Colleen Dewhurst wrote of her experiences in summer stock as a new actress: "My first professional jobs were in summer stock, in small, medium and large companies that presented ten plays in ten weeks from June until Labor Day...At that time, the core of each summer stock company was made up of a stage manager and six resident actors: a leading man and woman, a character man and woman, and an ingenue and a juvenile. In some cases, five or six of the summer plays would be 'star vehicles', featuring a familiar actor or actress."
Some summer theatres specialize in a particular type of production, such as Shakespearean plays, musicals, or even opera. Some notable summer theatres include: Oregon Shakespeare Festival Ashland, Oregon, Rocky Mountain Repertory Theatre, Grand Lake, Colorado, Utah Shakespearean Festival, Cedar City, Utah, Santa Fe Opera, Jacob's Pillow Dance Festival, Becket, Massachusetts, Williamstown Theatre Festival, Williamstown, Massachusetts, Berkshire Theatre Festival, Stockbridge, Massachusetts, Glimmerglass Opera, Cooperstown, New York, The Barn Theatre in Augusta, Michigan and Vancouver's Bard on the Beach.
Circus tent theatreEdit
In 1949, St. John Terrell began a new experience presenting summer stock theatre under an arena-type (circus) tent in Lambertville, New Jersey, the Music circus. This began a new period of outdoor theatre. In 1951 this new style of summer stock made its way west with the addition of the Sacramento Music Circus.
The Cape Cod Music Circus (now the Melody Tent) in Hyannis, Massachusetts opened in 1950, the third tent theatre to open, and The South Shore Music Circus in Cohasset, Massachusetts followed in 1951. A tent theatre had opened earlier in Florida.
Another theatre in the round, the Valley Forge Music Fair (which closed in 1996), in Devon, Pennsylvania, was opened in 1955 by Shelly Gross, Lee Guber and Frank Ford. They then opened other theatres in the round, including Shady Grove Music Fair in Washington, DC, Painters Mill Music Fair in Maryland (closed in 1991), and the Westbury Music Fair on Long Island, opened in 1956. By 1957, there were 19 tent theatres, many located in Massachusetts, New York, and New Jersey, and all presenting musicals only. (The musical The Pajama Game was the major show making the tent circuit in the summer of 1957.)
The theatre in the round concept brought Broadway-style musicals to northern California under a big top tent each summer. Original producers Russell Lewis and Howard Young presented their first production, Show Boat, the same opening production at both the Lambertville and the South Shore Music Circus.

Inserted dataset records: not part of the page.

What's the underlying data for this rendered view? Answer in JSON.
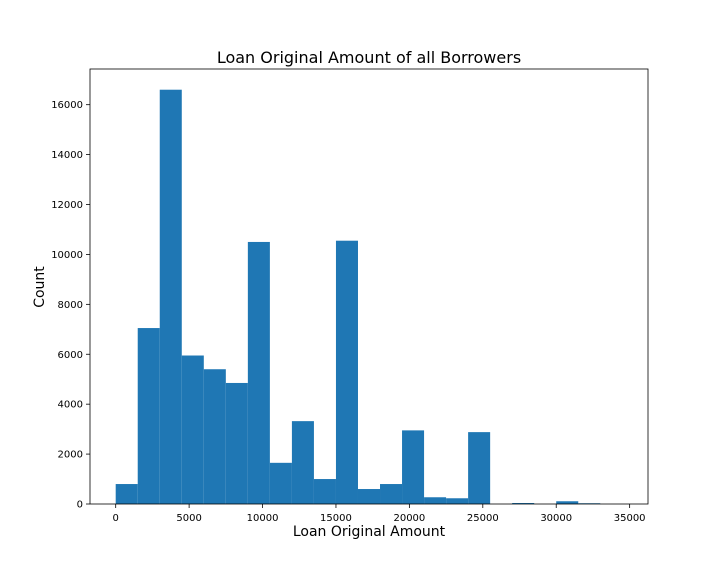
{
  "chart_data": {
    "type": "bar",
    "title": "Loan Original Amount of all Borrowers",
    "xlabel": "Loan Original Amount",
    "ylabel": "Count",
    "bin_width": 1500,
    "bins": [
      {
        "start": 0,
        "end": 1500,
        "count": 800
      },
      {
        "start": 1500,
        "end": 3000,
        "count": 7050
      },
      {
        "start": 3000,
        "end": 4500,
        "count": 16600
      },
      {
        "start": 4500,
        "end": 6000,
        "count": 5950
      },
      {
        "start": 6000,
        "end": 7500,
        "count": 5400
      },
      {
        "start": 7500,
        "end": 9000,
        "count": 4850
      },
      {
        "start": 9000,
        "end": 10500,
        "count": 10500
      },
      {
        "start": 10500,
        "end": 12000,
        "count": 1650
      },
      {
        "start": 12000,
        "end": 13500,
        "count": 3320
      },
      {
        "start": 13500,
        "end": 15000,
        "count": 1000
      },
      {
        "start": 15000,
        "end": 16500,
        "count": 10550
      },
      {
        "start": 16500,
        "end": 18000,
        "count": 600
      },
      {
        "start": 18000,
        "end": 19500,
        "count": 800
      },
      {
        "start": 19500,
        "end": 21000,
        "count": 2950
      },
      {
        "start": 21000,
        "end": 22500,
        "count": 270
      },
      {
        "start": 22500,
        "end": 24000,
        "count": 230
      },
      {
        "start": 24000,
        "end": 25500,
        "count": 2880
      },
      {
        "start": 25500,
        "end": 27000,
        "count": 0
      },
      {
        "start": 27000,
        "end": 28500,
        "count": 40
      },
      {
        "start": 28500,
        "end": 30000,
        "count": 0
      },
      {
        "start": 30000,
        "end": 31500,
        "count": 110
      },
      {
        "start": 31500,
        "end": 33000,
        "count": 30
      },
      {
        "start": 33000,
        "end": 34500,
        "count": 0
      }
    ],
    "xlim": [
      -1750,
      36250
    ],
    "ylim": [
      0,
      17430
    ],
    "xticks": [
      0,
      5000,
      10000,
      15000,
      20000,
      25000,
      30000,
      35000
    ],
    "yticks": [
      0,
      2000,
      4000,
      6000,
      8000,
      10000,
      12000,
      14000,
      16000
    ],
    "bar_color": "#1f77b4",
    "grid": false
  }
}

The original Lambertville theatre closed in 1970, and both the Sacramento and South Shore theatres continue to thrive today. In Sacramento, live musicals in the round are presented in a new permanent complex, The Wells Fargo Pavilion. The South Shore Music Circus and Cape Cod Melody Tent now serve primarily as intimate settings for musical acts including popular singers, oldies groups, and orchestras.